Secara umum, desentralisasi dibedakan atas tiga bentuk yaitu:
desentralisasi Politik, Desentralisasi Administrasi dan Desentralisasi Fiskal (Sabilla & Kirana
Jaya, 2014). Desentralisasi Administrasi dimaknai sebagai atribusi
otoritas pengambilan keputusan untuk tingkat pemerintahan yang lebih rendah
sehubungan dengan kebijakan publik dan pemberian layanan publik (Kurniawan, 2010).

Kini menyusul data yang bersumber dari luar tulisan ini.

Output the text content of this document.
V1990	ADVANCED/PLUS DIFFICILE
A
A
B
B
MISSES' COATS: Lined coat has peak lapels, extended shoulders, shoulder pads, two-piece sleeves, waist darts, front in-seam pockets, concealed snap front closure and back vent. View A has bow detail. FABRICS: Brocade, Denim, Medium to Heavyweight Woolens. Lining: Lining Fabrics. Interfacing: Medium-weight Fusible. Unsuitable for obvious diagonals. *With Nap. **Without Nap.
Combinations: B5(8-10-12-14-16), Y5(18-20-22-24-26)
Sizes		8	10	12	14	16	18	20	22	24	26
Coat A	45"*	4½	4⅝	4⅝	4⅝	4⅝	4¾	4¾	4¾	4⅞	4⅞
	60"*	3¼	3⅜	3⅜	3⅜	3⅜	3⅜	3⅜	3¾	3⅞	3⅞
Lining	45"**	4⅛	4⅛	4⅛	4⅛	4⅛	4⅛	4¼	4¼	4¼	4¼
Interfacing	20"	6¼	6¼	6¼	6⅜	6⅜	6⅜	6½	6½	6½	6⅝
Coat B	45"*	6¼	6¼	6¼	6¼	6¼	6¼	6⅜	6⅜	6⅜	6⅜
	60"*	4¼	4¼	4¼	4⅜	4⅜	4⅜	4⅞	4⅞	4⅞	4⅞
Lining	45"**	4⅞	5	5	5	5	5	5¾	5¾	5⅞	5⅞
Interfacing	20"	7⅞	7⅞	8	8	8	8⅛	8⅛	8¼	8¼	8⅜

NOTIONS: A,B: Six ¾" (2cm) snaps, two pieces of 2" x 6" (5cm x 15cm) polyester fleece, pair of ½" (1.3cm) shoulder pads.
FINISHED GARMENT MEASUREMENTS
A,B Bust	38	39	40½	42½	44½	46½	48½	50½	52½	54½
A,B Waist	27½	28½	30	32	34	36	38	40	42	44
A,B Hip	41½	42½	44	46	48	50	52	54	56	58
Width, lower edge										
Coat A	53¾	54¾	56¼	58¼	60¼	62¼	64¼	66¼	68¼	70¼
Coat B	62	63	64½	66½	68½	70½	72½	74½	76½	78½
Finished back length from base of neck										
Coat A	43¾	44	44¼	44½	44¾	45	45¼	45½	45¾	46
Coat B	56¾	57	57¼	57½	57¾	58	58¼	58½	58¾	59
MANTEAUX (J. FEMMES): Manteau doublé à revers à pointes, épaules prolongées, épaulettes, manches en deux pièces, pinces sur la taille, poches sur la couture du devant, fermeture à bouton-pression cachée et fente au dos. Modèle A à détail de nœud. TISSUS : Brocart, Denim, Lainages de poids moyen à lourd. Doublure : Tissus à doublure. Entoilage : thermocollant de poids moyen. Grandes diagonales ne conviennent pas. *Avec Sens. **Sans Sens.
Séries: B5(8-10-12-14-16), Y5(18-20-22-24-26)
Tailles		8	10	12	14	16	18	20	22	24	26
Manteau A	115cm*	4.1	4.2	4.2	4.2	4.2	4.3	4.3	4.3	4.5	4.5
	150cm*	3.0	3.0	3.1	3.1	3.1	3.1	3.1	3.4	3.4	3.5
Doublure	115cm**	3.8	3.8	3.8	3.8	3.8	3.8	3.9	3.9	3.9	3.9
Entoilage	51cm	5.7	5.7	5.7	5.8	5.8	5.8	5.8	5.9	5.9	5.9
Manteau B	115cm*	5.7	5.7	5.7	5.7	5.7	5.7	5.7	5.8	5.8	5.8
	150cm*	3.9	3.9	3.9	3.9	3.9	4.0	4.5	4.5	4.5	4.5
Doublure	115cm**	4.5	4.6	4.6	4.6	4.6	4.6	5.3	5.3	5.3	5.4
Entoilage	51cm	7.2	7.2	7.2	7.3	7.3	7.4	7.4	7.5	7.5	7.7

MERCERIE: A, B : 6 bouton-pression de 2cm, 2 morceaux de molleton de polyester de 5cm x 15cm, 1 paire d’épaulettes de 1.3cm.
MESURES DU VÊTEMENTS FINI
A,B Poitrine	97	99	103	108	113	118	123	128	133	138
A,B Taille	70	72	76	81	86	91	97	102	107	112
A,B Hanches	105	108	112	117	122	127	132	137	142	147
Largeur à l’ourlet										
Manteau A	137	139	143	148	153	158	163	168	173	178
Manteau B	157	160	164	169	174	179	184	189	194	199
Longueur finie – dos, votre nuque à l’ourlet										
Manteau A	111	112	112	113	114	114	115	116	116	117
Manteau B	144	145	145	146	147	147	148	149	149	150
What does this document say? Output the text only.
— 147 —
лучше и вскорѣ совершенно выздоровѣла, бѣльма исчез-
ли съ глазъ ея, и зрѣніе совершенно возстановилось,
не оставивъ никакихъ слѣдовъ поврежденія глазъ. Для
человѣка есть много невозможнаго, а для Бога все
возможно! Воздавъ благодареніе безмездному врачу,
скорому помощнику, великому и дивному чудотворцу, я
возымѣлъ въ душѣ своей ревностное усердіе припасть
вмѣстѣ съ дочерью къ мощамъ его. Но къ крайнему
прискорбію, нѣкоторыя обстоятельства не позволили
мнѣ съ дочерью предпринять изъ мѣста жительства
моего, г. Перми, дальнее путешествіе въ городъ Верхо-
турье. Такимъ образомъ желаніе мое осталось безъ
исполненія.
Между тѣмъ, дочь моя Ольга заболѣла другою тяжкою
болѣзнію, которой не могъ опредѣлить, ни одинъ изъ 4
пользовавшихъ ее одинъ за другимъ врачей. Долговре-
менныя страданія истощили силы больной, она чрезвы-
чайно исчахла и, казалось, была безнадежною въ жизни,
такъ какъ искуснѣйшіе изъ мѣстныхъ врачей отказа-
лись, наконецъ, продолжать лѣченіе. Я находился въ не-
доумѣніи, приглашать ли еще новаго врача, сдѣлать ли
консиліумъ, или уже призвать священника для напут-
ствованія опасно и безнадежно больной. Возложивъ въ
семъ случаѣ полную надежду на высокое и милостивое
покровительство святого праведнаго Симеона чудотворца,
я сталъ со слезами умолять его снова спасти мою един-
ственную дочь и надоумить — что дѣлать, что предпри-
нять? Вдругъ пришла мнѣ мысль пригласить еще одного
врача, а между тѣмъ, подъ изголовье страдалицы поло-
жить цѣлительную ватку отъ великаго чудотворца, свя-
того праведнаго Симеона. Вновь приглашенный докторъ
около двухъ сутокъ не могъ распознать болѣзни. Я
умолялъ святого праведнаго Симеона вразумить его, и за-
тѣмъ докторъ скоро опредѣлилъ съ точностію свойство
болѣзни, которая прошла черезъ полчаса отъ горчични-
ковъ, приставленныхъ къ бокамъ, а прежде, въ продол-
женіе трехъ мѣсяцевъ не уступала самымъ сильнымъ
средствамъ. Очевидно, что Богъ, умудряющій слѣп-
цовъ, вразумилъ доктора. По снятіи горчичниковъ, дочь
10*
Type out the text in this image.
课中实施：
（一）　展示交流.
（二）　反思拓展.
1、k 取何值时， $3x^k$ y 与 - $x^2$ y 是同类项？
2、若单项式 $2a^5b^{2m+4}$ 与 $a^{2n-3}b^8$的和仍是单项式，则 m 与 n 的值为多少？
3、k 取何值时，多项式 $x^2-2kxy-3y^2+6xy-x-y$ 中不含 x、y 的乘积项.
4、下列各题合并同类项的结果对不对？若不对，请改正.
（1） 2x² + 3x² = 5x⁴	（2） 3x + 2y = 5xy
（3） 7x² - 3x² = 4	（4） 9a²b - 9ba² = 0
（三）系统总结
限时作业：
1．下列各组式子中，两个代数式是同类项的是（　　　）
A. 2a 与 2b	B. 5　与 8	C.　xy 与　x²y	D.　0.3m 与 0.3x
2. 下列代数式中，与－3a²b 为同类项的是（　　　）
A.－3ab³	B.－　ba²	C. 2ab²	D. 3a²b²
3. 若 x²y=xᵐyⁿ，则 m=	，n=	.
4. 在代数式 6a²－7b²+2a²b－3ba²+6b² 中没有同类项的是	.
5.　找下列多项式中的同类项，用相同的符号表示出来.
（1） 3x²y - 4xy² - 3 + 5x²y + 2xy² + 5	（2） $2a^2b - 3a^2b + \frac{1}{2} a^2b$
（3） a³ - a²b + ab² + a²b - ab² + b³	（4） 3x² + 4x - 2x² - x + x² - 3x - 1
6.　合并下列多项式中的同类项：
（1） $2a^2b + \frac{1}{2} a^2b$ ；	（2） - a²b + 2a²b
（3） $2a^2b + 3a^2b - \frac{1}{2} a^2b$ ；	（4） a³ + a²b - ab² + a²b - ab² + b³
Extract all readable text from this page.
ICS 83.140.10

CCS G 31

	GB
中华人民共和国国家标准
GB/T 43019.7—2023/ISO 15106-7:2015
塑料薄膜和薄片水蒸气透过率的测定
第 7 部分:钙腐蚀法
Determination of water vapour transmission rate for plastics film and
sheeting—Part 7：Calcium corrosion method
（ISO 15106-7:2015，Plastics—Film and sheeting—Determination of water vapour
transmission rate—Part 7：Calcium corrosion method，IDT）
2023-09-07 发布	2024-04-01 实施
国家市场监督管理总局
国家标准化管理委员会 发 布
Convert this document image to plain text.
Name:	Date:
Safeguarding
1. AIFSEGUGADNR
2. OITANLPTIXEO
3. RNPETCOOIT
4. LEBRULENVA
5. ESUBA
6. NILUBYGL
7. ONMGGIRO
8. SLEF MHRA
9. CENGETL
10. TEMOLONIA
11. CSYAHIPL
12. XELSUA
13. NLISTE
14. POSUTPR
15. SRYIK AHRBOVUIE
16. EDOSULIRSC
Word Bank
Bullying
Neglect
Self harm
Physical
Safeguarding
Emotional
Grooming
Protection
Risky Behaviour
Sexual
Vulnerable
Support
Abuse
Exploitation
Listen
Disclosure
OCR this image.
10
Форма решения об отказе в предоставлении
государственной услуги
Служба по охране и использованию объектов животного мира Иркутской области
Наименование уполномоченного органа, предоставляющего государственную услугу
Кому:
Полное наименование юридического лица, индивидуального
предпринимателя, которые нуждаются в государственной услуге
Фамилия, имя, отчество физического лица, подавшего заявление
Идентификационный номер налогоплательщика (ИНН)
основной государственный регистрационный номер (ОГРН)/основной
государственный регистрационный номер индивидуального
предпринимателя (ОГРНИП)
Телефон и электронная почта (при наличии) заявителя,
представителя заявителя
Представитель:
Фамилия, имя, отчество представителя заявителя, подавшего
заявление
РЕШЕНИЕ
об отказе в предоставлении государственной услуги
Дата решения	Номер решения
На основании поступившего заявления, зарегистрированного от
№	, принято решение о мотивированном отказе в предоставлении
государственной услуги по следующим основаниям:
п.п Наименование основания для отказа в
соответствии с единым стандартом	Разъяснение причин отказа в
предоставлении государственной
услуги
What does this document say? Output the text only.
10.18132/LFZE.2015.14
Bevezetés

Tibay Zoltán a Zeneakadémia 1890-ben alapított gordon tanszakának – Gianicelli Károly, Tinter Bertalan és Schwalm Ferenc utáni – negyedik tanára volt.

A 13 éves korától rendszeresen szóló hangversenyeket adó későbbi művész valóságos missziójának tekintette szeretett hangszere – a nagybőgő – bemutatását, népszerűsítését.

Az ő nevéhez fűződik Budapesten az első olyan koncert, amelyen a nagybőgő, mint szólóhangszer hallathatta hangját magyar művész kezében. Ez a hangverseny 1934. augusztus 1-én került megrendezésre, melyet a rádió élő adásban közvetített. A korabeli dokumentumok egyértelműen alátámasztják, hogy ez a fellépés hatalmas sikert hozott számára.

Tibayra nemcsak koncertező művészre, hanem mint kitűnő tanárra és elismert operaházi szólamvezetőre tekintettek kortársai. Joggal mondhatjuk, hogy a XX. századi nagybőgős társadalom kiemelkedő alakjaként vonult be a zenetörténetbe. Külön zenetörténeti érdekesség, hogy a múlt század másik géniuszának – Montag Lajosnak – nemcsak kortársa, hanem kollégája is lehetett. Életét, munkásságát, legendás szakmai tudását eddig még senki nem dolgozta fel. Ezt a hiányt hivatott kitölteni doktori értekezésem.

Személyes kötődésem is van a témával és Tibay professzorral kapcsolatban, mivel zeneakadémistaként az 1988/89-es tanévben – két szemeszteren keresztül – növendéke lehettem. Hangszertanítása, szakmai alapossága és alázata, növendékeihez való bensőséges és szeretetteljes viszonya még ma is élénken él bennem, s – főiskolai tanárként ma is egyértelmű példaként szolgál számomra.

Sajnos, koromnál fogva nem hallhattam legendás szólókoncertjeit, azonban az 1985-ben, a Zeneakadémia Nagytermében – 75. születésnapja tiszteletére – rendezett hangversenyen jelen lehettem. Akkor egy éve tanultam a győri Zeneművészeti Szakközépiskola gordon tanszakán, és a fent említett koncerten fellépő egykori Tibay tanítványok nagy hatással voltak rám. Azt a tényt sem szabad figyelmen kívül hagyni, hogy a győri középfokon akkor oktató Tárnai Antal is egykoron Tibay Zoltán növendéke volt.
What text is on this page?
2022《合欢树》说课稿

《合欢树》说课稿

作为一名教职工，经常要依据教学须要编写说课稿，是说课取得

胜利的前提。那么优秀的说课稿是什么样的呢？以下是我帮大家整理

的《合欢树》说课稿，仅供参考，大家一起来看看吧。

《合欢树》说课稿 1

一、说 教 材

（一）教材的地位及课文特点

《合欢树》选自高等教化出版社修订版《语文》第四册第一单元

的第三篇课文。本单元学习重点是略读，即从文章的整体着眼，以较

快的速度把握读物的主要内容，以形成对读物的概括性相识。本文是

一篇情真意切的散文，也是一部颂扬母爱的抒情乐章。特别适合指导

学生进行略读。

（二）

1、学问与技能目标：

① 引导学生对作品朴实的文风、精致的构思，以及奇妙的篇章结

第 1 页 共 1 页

Umumnya terminologi desentralisasi administrasi dikenal
dengan istilah seperti Dekonsentrasi, Delegasi dan Devolusi (Pradana, 2019).
Menurut Litvack (1993) bahwa
fungsi utama dari Desentralisasi Administrasi adalah untuk meningkatkan
kapasitas local government dalam memberikan pelayanan publik yang
berkualitas dalam rangka mendukung pembangunan ekonomi dan meningkatkan
kesejahteraan local people. Desentralisasi administratif dalam
Undang-Undang Nomor 23 Tahun 2014 tercermin pada adanya pembagian urusan antara
pemerintah pusat dan daerah yang pada akhirnya menyebabkan munculnya urusan
wajib dan urusan pilihan dari suatu pemerintahan daerah (Joniarta et al., 2019).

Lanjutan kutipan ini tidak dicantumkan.